- The Washington Times
Monday, March 30, 2020


Kennedy Center President Deborah Rutter has pulled a surprise attack on the National Symphony Orchestra’s 96 musicians.

She gave them a one-week notice. After April 3, the musicians won’t see a paycheck till the Wuhan virus emergency ends and the Kennedy Center reopens for business.

Musicians’ health benefits will go poof in two months.

The potentate of the performing arts mecca on the Potomac did this on the same day the center got its fists on $25 million in federal virus relief money.

The gem of Columbia to Washingtonians, out-of-town and foreign visitors is sitting on an endowment of nearly $100 million.

On what should be the smile side, Kennedy Center lists its total assets at $557 million.

Seems like a lot of buffer for an emergency.

What’s right with this picture?


I know that Ms. Rutter knows that musicians and the music they make for us are as vital to life as breathing, loving and smiling.

So why her sneak attack on flutists, percussionists and violinists?

If you agree that what she did was wantonly cruel and know of a good reason not to replace her, her board of directors and whoever else had a hand (or foot) in this disaster, let’s hear it.

Ms. Rutter’s waiving her $1.2 million salary until the coronavirus crisis is over is commendable and exemplary, of course.

To get some perspectives on this, you should know that the average National Symphony musician’s pay is $52,448 a year — or $4,370 a month.

That’s less than one-twentieth Ms. Rutter’s salary.

The total weekly payroll for the center’s 96 musicians combined is $400,000.

That adds up to $1.6 million every month.

Or $19 million a year.

That eats up most of the $25 million in virus-relief money the U.S. Treasury is borrowing from you — and from Xi Jinping’s China — to pay for the $2 trillion Wuhan-virus relief act of 2020.

So what if the money was earmarked for maintenance, not salaries?

Instead of leaving the musicians penniless for God knows how long, why not cut their average pay to, say, $25,000 from $52,448 a year. Or more drastically to $15,000 a year?

That’s only $1 million a year, as opposed to $19 million, until the virus runs its course?

An explanation by Ms.
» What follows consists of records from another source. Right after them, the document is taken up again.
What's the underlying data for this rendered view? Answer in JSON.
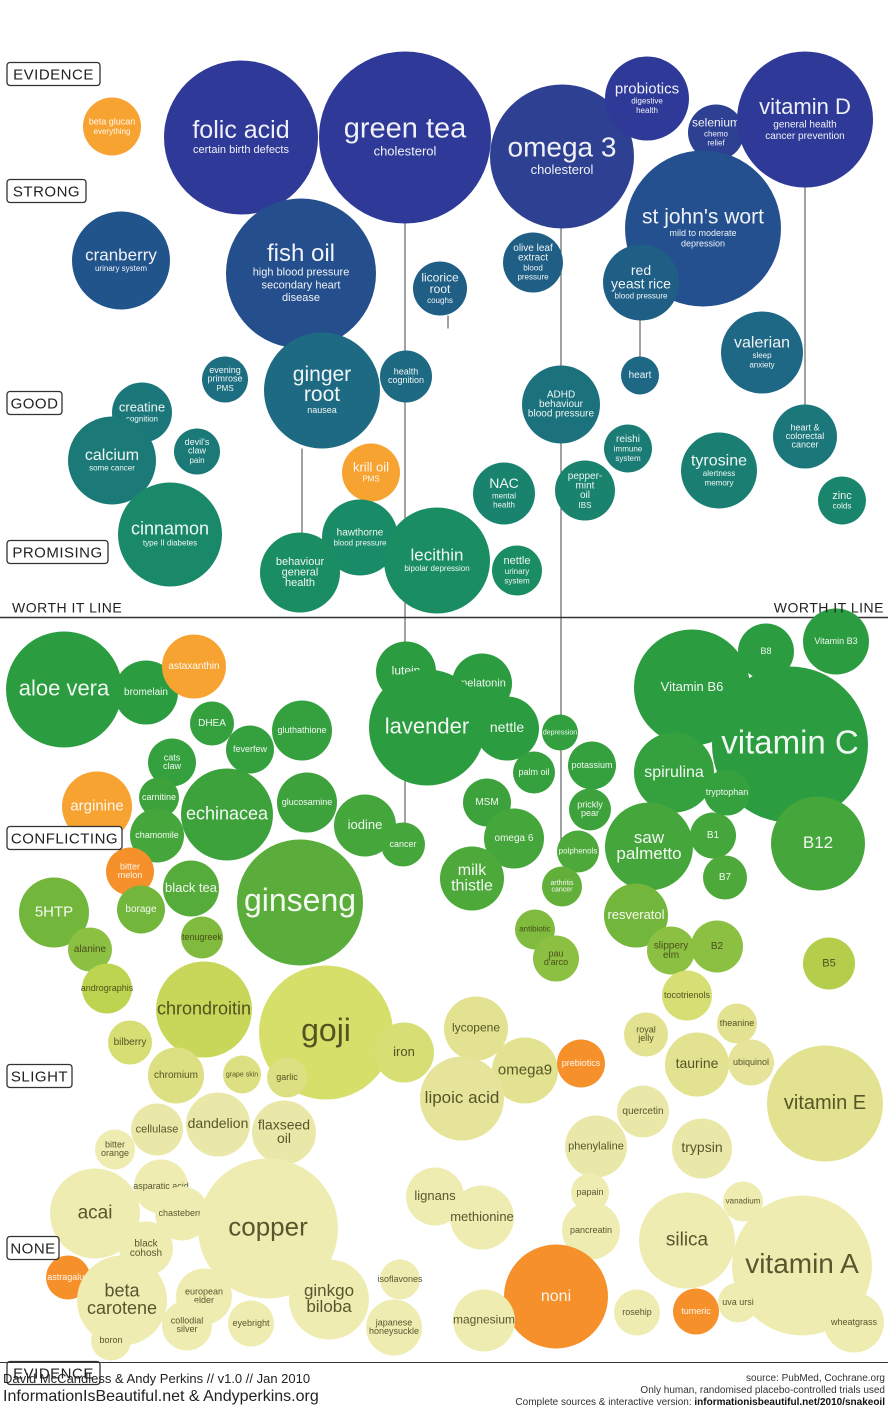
{
  "chart_data": {
    "type": "bubble",
    "y_axis": {
      "labels": [
        "EVIDENCE",
        "STRONG",
        "GOOD",
        "PROMISING",
        "CONFLICTING",
        "SLIGHT",
        "NONE",
        "EVIDENCE"
      ]
    },
    "threshold": {
      "left_label": "WORTH IT LINE",
      "right_label": "WORTH IT LINE"
    },
    "colors": {
      "strong": "#2e3a96",
      "strong_mid": "#25508f",
      "good": "#1e6785",
      "promising": "#18806f",
      "promising_green": "#1e9157",
      "conflicting": "#2b9e3f",
      "conflicting_light": "#6db53a",
      "slight": "#b7cf4a",
      "slight_light": "#e6e492",
      "none": "#efecb2",
      "highlight_orange": "#f7a332",
      "deep_orange": "#f5902a"
    },
    "bubbles": [
      {
        "name": "folic acid",
        "note": "certain birth defects",
        "level": "strong",
        "color": "#2f3a98"
      },
      {
        "name": "green tea",
        "note": "cholesterol",
        "level": "strong",
        "color": "#2f3a98"
      },
      {
        "name": "omega 3",
        "note": "cholesterol",
        "level": "strong",
        "color": "#2e4092"
      },
      {
        "name": "probiotics",
        "note": "digestive health",
        "level": "strong",
        "color": "#2f3a98"
      },
      {
        "name": "selenium",
        "note": "chemo relief",
        "level": "strong",
        "color": "#2e4092"
      },
      {
        "name": "vitamin D",
        "note": "general health cancer prevention",
        "level": "strong",
        "color": "#2f3a98"
      },
      {
        "name": "beta glucan",
        "note": "everything",
        "level": "strong",
        "color": "#f7a332"
      },
      {
        "name": "st john's wort",
        "note": "mild to moderate depression",
        "level": "strong",
        "color": "#25508f"
      },
      {
        "name": "fish oil",
        "note": "high blood pressure secondary heart disease",
        "level": "strong",
        "color": "#244f8c"
      },
      {
        "name": "cranberry",
        "note": "urinary system",
        "level": "strong",
        "color": "#22548c"
      },
      {
        "name": "olive leaf extract",
        "note": "blood pressure",
        "level": "good",
        "color": "#1f5f86"
      },
      {
        "name": "licorice root",
        "note": "coughs",
        "level": "good",
        "color": "#1f5f86"
      },
      {
        "name": "red yeast rice",
        "note": "blood pressure",
        "level": "good",
        "color": "#1f5f86"
      },
      {
        "name": "valerian",
        "note": "sleep anxiety",
        "level": "good",
        "color": "#1e6785"
      },
      {
        "name": "heart",
        "note": "",
        "level": "good",
        "color": "#1e6785"
      },
      {
        "name": "ginger root",
        "note": "nausea",
        "level": "good",
        "color": "#1d6a82"
      },
      {
        "name": "health cognition",
        "note": "",
        "level": "good",
        "color": "#1d6a82"
      },
      {
        "name": "evening primrose",
        "note": "PMS",
        "level": "good",
        "color": "#1d6e80"
      },
      {
        "name": "ADHD behaviour blood pressure",
        "note": "",
        "level": "good",
        "color": "#1c727c"
      },
      {
        "name": "heart & colorectal cancer",
        "note": "",
        "level": "good",
        "color": "#1b777a"
      },
      {
        "name": "creatine",
        "note": "cognition",
        "level": "good",
        "color": "#1b777a"
      },
      {
        "name": "calcium",
        "note": "some cancer",
        "level": "good",
        "color": "#1b7a77"
      },
      {
        "name": "devil's claw",
        "note": "pain",
        "level": "good",
        "color": "#1b7a77"
      },
      {
        "name": "krill oil",
        "note": "PMS",
        "level": "promising",
        "color": "#f7a332"
      },
      {
        "name": "reishi",
        "note": "immune system",
        "level": "good",
        "color": "#1a7c74"
      },
      {
        "name": "tyrosine",
        "note": "alertness memory",
        "level": "promising",
        "color": "#1a7f72"
      },
      {
        "name": "NAC",
        "note": "mental health",
        "level": "promising",
        "color": "#19836e"
      },
      {
        "name": "peppermint oil",
        "note": "IBS",
        "level": "promising",
        "color": "#19836e"
      },
      {
        "name": "zinc",
        "note": "colds",
        "level": "promising",
        "color": "#19856c"
      },
      {
        "name": "cinnamon",
        "note": "type II diabetes",
        "level": "promising",
        "color": "#198969"
      },
      {
        "name": "hawthorne",
        "note": "blood pressure",
        "level": "promising",
        "color": "#198b66"
      },
      {
        "name": "lecithin",
        "note": "bipolar depression",
        "level": "promising",
        "color": "#1a8d62"
      },
      {
        "name": "nettle",
        "note": "urinary system",
        "level": "promising",
        "color": "#1a8d62"
      },
      {
        "name": "behaviour general health",
        "note": "",
        "level": "promising",
        "color": "#1a8d62"
      },
      {
        "name": "aloe vera",
        "level": "conflicting",
        "color": "#2c9c40"
      },
      {
        "name": "bromelain",
        "level": "conflicting",
        "color": "#2c9c40"
      },
      {
        "name": "astaxanthin",
        "level": "conflicting",
        "color": "#f7a332"
      },
      {
        "name": "lutein",
        "level": "conflicting",
        "color": "#2c9c40"
      },
      {
        "name": "melatonin",
        "level": "conflicting",
        "color": "#2c9c40"
      },
      {
        "name": "lavender",
        "level": "conflicting",
        "color": "#2c9c40"
      },
      {
        "name": "nettle",
        "level": "conflicting",
        "color": "#2c9c40"
      },
      {
        "name": "depression",
        "level": "conflicting",
        "color": "#33a040"
      },
      {
        "name": "Vitamin B6",
        "level": "conflicting",
        "color": "#2c9c40"
      },
      {
        "name": "B8",
        "level": "conflicting",
        "color": "#2c9c40"
      },
      {
        "name": "Vitamin B3",
        "level": "conflicting",
        "color": "#2c9c40"
      },
      {
        "name": "vitamin C",
        "level": "conflicting",
        "color": "#2c9c40"
      },
      {
        "name": "DHEA",
        "level": "conflicting",
        "color": "#35a03e"
      },
      {
        "name": "gluthathione",
        "level": "conflicting",
        "color": "#35a03e"
      },
      {
        "name": "feverfew",
        "level": "conflicting",
        "color": "#35a03e"
      },
      {
        "name": "cats claw",
        "level": "conflicting",
        "color": "#35a03e"
      },
      {
        "name": "palm oil",
        "level": "conflicting",
        "color": "#35a03e"
      },
      {
        "name": "potassium",
        "level": "conflicting",
        "color": "#35a03e"
      },
      {
        "name": "spirulina",
        "level": "conflicting",
        "color": "#35a03e"
      },
      {
        "name": "tryptophan",
        "level": "conflicting",
        "color": "#35a03e"
      },
      {
        "name": "arginine",
        "level": "conflicting",
        "color": "#f7a332"
      },
      {
        "name": "carnitine",
        "level": "conflicting",
        "color": "#3da23c"
      },
      {
        "name": "echinacea",
        "level": "conflicting",
        "color": "#3da23c"
      },
      {
        "name": "glucosamine",
        "level": "conflicting",
        "color": "#3da23c"
      },
      {
        "name": "MSM",
        "level": "conflicting",
        "color": "#3da23c"
      },
      {
        "name": "prickly pear",
        "level": "conflicting",
        "color": "#3da23c"
      },
      {
        "name": "chamomile",
        "level": "conflicting",
        "color": "#44a63b"
      },
      {
        "name": "iodine",
        "level": "conflicting",
        "color": "#44a63b"
      },
      {
        "name": "cancer",
        "level": "conflicting",
        "color": "#44a63b"
      },
      {
        "name": "omega 6",
        "level": "conflicting",
        "color": "#44a63b"
      },
      {
        "name": "saw palmetto",
        "level": "conflicting",
        "color": "#44a63b"
      },
      {
        "name": "B1",
        "level": "conflicting",
        "color": "#44a63b"
      },
      {
        "name": "B12",
        "level": "conflicting",
        "color": "#44a63b"
      },
      {
        "name": "bitter melon",
        "level": "conflicting",
        "color": "#f5902a"
      },
      {
        "name": "polphenols",
        "level": "conflicting",
        "color": "#4da93a"
      },
      {
        "name": "milk thistle",
        "level": "conflicting",
        "color": "#4da93a"
      },
      {
        "name": "arthritis cancer",
        "level": "conflicting",
        "color": "#62b03a"
      },
      {
        "name": "B7",
        "level": "conflicting",
        "color": "#4da93a"
      },
      {
        "name": "black tea",
        "level": "conflicting",
        "color": "#55ac3a"
      },
      {
        "name": "ginseng",
        "level": "conflicting",
        "color": "#5aad3a"
      },
      {
        "name": "5HTP",
        "level": "conflicting",
        "color": "#72b63c"
      },
      {
        "name": "borage",
        "level": "conflicting",
        "color": "#72b63c"
      },
      {
        "name": "resveratol",
        "level": "conflicting",
        "color": "#72b63c"
      },
      {
        "name": "antibiotic",
        "level": "conflicting",
        "color": "#80bb3e"
      },
      {
        "name": "tenugreek",
        "level": "conflicting",
        "color": "#80bb3e"
      },
      {
        "name": "alanine",
        "level": "conflicting",
        "color": "#8cc042"
      },
      {
        "name": "pau d'arco",
        "level": "conflicting",
        "color": "#8cc042"
      },
      {
        "name": "slippery elm",
        "level": "conflicting",
        "color": "#8cc042"
      },
      {
        "name": "B2",
        "level": "conflicting",
        "color": "#8cc042"
      },
      {
        "name": "B5",
        "level": "conflicting",
        "color": "#b4ce4c"
      },
      {
        "name": "andrographis",
        "level": "slight",
        "color": "#bcd450"
      },
      {
        "name": "chrondroitin",
        "level": "slight",
        "color": "#c8d75a"
      },
      {
        "name": "tocotrienols",
        "level": "slight",
        "color": "#d6de74"
      },
      {
        "name": "goji",
        "level": "slight",
        "color": "#d6df6a"
      },
      {
        "name": "theanine",
        "level": "slight",
        "color": "#e2e290"
      },
      {
        "name": "bilberry",
        "level": "slight",
        "color": "#d6de74"
      },
      {
        "name": "iron",
        "level": "slight",
        "color": "#d6de74"
      },
      {
        "name": "lycopene",
        "level": "slight",
        "color": "#e2e290"
      },
      {
        "name": "royal jelly",
        "level": "slight",
        "color": "#e2e290"
      },
      {
        "name": "taurine",
        "level": "slight",
        "color": "#e2e290"
      },
      {
        "name": "ubiquinol",
        "level": "slight",
        "color": "#e6e49a"
      },
      {
        "name": "chromium",
        "level": "slight",
        "color": "#dde082"
      },
      {
        "name": "grape skin",
        "level": "slight",
        "color": "#dde082"
      },
      {
        "name": "garlic",
        "level": "slight",
        "color": "#dde082"
      },
      {
        "name": "omega9",
        "level": "slight",
        "color": "#e2e290"
      },
      {
        "name": "prebiotics",
        "level": "slight",
        "color": "#f5902a"
      },
      {
        "name": "lipoic acid",
        "level": "slight",
        "color": "#e6e49a"
      },
      {
        "name": "vitamin E",
        "level": "slight",
        "color": "#e2e290"
      },
      {
        "name": "quercetin",
        "level": "slight",
        "color": "#eae8a8"
      },
      {
        "name": "cellulase",
        "level": "slight",
        "color": "#eae8a8"
      },
      {
        "name": "dandelion",
        "level": "slight",
        "color": "#eae8a8"
      },
      {
        "name": "flaxseed oil",
        "level": "slight",
        "color": "#eae8a8"
      },
      {
        "name": "phenylaline",
        "level": "slight",
        "color": "#eae8a8"
      },
      {
        "name": "trypsin",
        "level": "slight",
        "color": "#eae8a8"
      },
      {
        "name": "bitter orange",
        "level": "none",
        "color": "#efecb2"
      },
      {
        "name": "asparatic acid",
        "level": "none",
        "color": "#efecb2"
      },
      {
        "name": "lignans",
        "level": "none",
        "color": "#efecb2"
      },
      {
        "name": "papain",
        "level": "none",
        "color": "#efecb2"
      },
      {
        "name": "vanadium",
        "level": "none",
        "color": "#efecb2"
      },
      {
        "name": "acai",
        "level": "none",
        "color": "#efecb2"
      },
      {
        "name": "chasteberry",
        "level": "none",
        "color": "#efecb2"
      },
      {
        "name": "copper",
        "level": "none",
        "color": "#efecb2"
      },
      {
        "name": "methionine",
        "level": "none",
        "color": "#efecb2"
      },
      {
        "name": "pancreatin",
        "level": "none",
        "color": "#efecb2"
      },
      {
        "name": "silica",
        "level": "none",
        "color": "#efecb2"
      },
      {
        "name": "black cohosh",
        "level": "none",
        "color": "#efecb2"
      },
      {
        "name": "vitamin A",
        "level": "none",
        "color": "#efecb2"
      },
      {
        "name": "astragalus",
        "level": "none",
        "color": "#f5902a"
      },
      {
        "name": "beta carotene",
        "level": "none",
        "color": "#efecb2"
      },
      {
        "name": "european elder",
        "level": "none",
        "color": "#efecb2"
      },
      {
        "name": "ginkgo biloba",
        "level": "none",
        "color": "#efecb2"
      },
      {
        "name": "isoflavones",
        "level": "none",
        "color": "#efecb2"
      },
      {
        "name": "noni",
        "level": "none",
        "color": "#f5902a"
      },
      {
        "name": "collodial silver",
        "level": "none",
        "color": "#efecb2"
      },
      {
        "name": "eyebright",
        "level": "none",
        "color": "#efecb2"
      },
      {
        "name": "japanese honeysuckle",
        "level": "none",
        "color": "#efecb2"
      },
      {
        "name": "magnesium",
        "level": "none",
        "color": "#efecb2"
      },
      {
        "name": "rosehip",
        "level": "none",
        "color": "#efecb2"
      },
      {
        "name": "tumeric",
        "level": "none",
        "color": "#f5902a"
      },
      {
        "name": "uva ursi",
        "level": "none",
        "color": "#efecb2"
      },
      {
        "name": "wheatgrass",
        "level": "none",
        "color": "#efecb2"
      },
      {
        "name": "boron",
        "level": "none",
        "color": "#efecb2"
      }
    ]
  },
  "footer": {
    "credits": "David McCandless & Andy Perkins // v1.0 // Jan 2010",
    "website": "InformationIsBeautiful.net & Andyperkins.org",
    "source": "source: PubMed, Cochrane.org",
    "trials_note": "Only human, randomised placebo-controlled trials used",
    "complete_prefix": "Complete sources & interactive version:",
    "complete_url": "informationisbeautiful.net/2010/snakeoil"
  }
}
Rutter of why that didn’t happen should have accompanied her punch-in-the-gut, one-week-and-you’re-outta-here notice.

This is not to brush aside the real financial hole into which this and other performing arts centers have plunged.
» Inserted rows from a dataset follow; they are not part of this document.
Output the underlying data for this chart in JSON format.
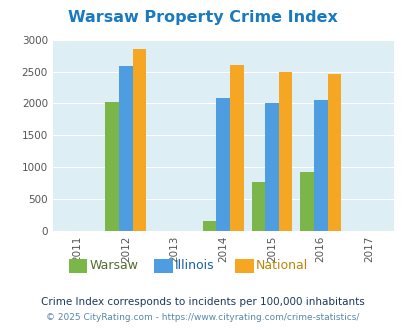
{
  "title": "Warsaw Property Crime Index",
  "title_color": "#1a7abf",
  "years": [
    2011,
    2012,
    2013,
    2014,
    2015,
    2016,
    2017
  ],
  "data": {
    "Warsaw": [
      null,
      2020,
      null,
      150,
      775,
      925,
      null
    ],
    "Illinois": [
      null,
      2580,
      null,
      2090,
      2000,
      2050,
      null
    ],
    "National": [
      null,
      2850,
      null,
      2600,
      2490,
      2460,
      null
    ]
  },
  "colors": {
    "Warsaw": "#7ab648",
    "Illinois": "#4d9de0",
    "National": "#f5a623"
  },
  "legend_text_colors": {
    "Warsaw": "#556b2f",
    "Illinois": "#1a5fa8",
    "National": "#b8860b"
  },
  "ylim": [
    0,
    3000
  ],
  "yticks": [
    0,
    500,
    1000,
    1500,
    2000,
    2500,
    3000
  ],
  "bar_width": 0.28,
  "bg_color": "#ddeef5",
  "note": "Crime Index corresponds to incidents per 100,000 inhabitants",
  "footer": "© 2025 CityRating.com - https://www.cityrating.com/crime-statistics/",
  "note_color": "#1a3a5c",
  "footer_color": "#5588aa"
}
The money crunch has the arts world in general by the throat.

The nearly global sheltering at home is choking the world’s most prosperous economy. It was roaring ahead until this the new virus strain stopped it dead.
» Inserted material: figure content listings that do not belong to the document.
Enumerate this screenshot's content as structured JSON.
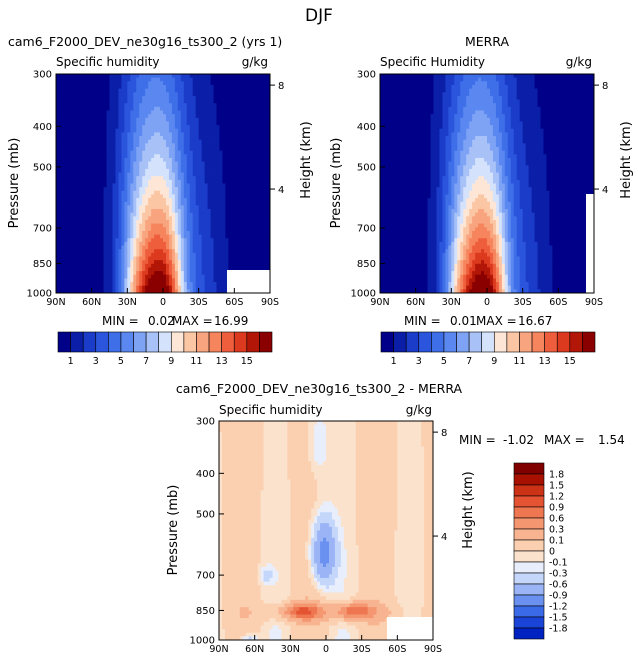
{
  "page": {
    "title": "DJF",
    "colors": {
      "moist": [
        "#000088",
        "#0a1ea8",
        "#1a3cc8",
        "#2a55dc",
        "#3e6ee8",
        "#5a88f0",
        "#7ea2f4",
        "#a8c2f8",
        "#d4e2fc",
        "#fde6d6",
        "#fbc6a4",
        "#f8a47e",
        "#f6845c",
        "#ef5e3c",
        "#dc3a1e",
        "#b21606",
        "#8a0000"
      ],
      "diff": [
        "#000088",
        "#0022c0",
        "#1a44d8",
        "#3a6ae8",
        "#6a90f0",
        "#9ab4f6",
        "#c4d6fa",
        "#e8eefc",
        "#fbe2cc",
        "#fbd0b0",
        "#f8b490",
        "#f49670",
        "#ee7650",
        "#e45432",
        "#cc3216",
        "#a81000",
        "#800000"
      ]
    }
  },
  "panels": [
    {
      "title": "cam6_F2000_DEV_ne30g16_ts300_2 (yrs 1)",
      "subtitle": "Specific humidity",
      "units": "g/kg",
      "min_label": "MIN = ",
      "min_value": "0.02",
      "max_label": "MAX = ",
      "max_value": "16.99",
      "colorbar_labels": [
        "1",
        "3",
        "5",
        "7",
        "9",
        "11",
        "13",
        "15"
      ]
    },
    {
      "title": "MERRA",
      "subtitle": "Specific Humidity",
      "units": "g/kg",
      "min_label": "MIN = ",
      "min_value": "0.01",
      "max_label": "MAX = ",
      "max_value": "16.67",
      "colorbar_labels": [
        "1",
        "3",
        "5",
        "7",
        "9",
        "11",
        "13",
        "15"
      ]
    },
    {
      "title": "cam6_F2000_DEV_ne30g16_ts300_2 - MERRA",
      "subtitle": "Specific humidity",
      "units": "g/kg",
      "min_label": "MIN = ",
      "min_value": "-1.02",
      "max_label": "MAX = ",
      "max_value": "1.54",
      "colorbar_labels": [
        "1.8",
        "1.5",
        "1.2",
        "0.9",
        "0.6",
        "0.3",
        "0.1",
        "0",
        "-0.1",
        "-0.3",
        "-0.6",
        "-0.9",
        "-1.2",
        "-1.5",
        "-1.8"
      ]
    }
  ],
  "chart_data": [
    {
      "type": "heatmap",
      "title": "cam6_F2000_DEV_ne30g16_ts300_2 (yrs 1)",
      "subtitle": "Specific humidity",
      "units": "g/kg",
      "ylabel": "Pressure (mb)",
      "ylabel_right": "Height (km)",
      "x_ticks": [
        "90N",
        "60N",
        "30N",
        "0",
        "30S",
        "60S",
        "90S"
      ],
      "y_ticks": [
        "300",
        "400",
        "500",
        "700",
        "850",
        "1000"
      ],
      "y_right_ticks": [
        "8",
        "4"
      ],
      "xlim": [
        90,
        -90
      ],
      "ylim": [
        1000,
        300
      ],
      "levels": [
        1,
        2,
        3,
        4,
        5,
        6,
        7,
        8,
        9,
        10,
        11,
        12,
        13,
        14,
        15,
        16
      ],
      "min": 0.02,
      "max": 16.99
    },
    {
      "type": "heatmap",
      "title": "MERRA",
      "subtitle": "Specific Humidity",
      "units": "g/kg",
      "ylabel": "Pressure (mb)",
      "ylabel_right": "Height (km)",
      "x_ticks": [
        "90N",
        "60N",
        "30N",
        "0",
        "30S",
        "60S",
        "90S"
      ],
      "y_ticks": [
        "300",
        "400",
        "500",
        "700",
        "850",
        "1000"
      ],
      "y_right_ticks": [
        "8",
        "4"
      ],
      "xlim": [
        90,
        -90
      ],
      "ylim": [
        1000,
        300
      ],
      "levels": [
        1,
        2,
        3,
        4,
        5,
        6,
        7,
        8,
        9,
        10,
        11,
        12,
        13,
        14,
        15,
        16
      ],
      "min": 0.01,
      "max": 16.67
    },
    {
      "type": "heatmap",
      "title": "cam6_F2000_DEV_ne30g16_ts300_2 - MERRA",
      "subtitle": "Specific humidity",
      "units": "g/kg",
      "ylabel": "Pressure (mb)",
      "ylabel_right": "Height (km)",
      "x_ticks": [
        "90N",
        "60N",
        "30N",
        "0",
        "30S",
        "60S",
        "90S"
      ],
      "y_ticks": [
        "300",
        "400",
        "500",
        "700",
        "850",
        "1000"
      ],
      "y_right_ticks": [
        "8",
        "4"
      ],
      "xlim": [
        90,
        -90
      ],
      "ylim": [
        1000,
        300
      ],
      "levels": [
        -1.8,
        -1.5,
        -1.2,
        -0.9,
        -0.6,
        -0.3,
        -0.1,
        0,
        0.1,
        0.3,
        0.6,
        0.9,
        1.2,
        1.5,
        1.8
      ],
      "min": -1.02,
      "max": 1.54
    }
  ]
}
Suddenly without ticket revenue, Kennedy Center still had to pay the 3,000 technicians, maintenance, food prospers, servers and other people on its total payroll. Its solution: It’ll start paying them zilch in a week, presumably.

Understandably, the decision to stop paying musicians in a week has local musicians union president Ed Malaga grinding his teeth.

Not only does the furloughing decision come “after the musicians had expressed their willingness to discuss ways to accommodate the Kennedy Center during this challenging time…,” he said in a statement, it also comes “from an organization with an endowment of nearly $100 million. …”

Besides, Mr. Malaga said, it “is also blatantly illegal under the parties’ collective bargaining agreement.”

Mr. Malaga’s assertion of legality aside, I’d say “unfair, unjust and imperious” all seem apt.

Unless and until, that is, the Kennedy Center’s leadership descends from its imperial perch and deigns to explain otherwise.

Aside: OMG, I think I just sided for the moment with a labor-union boss. Let’s keep this between us.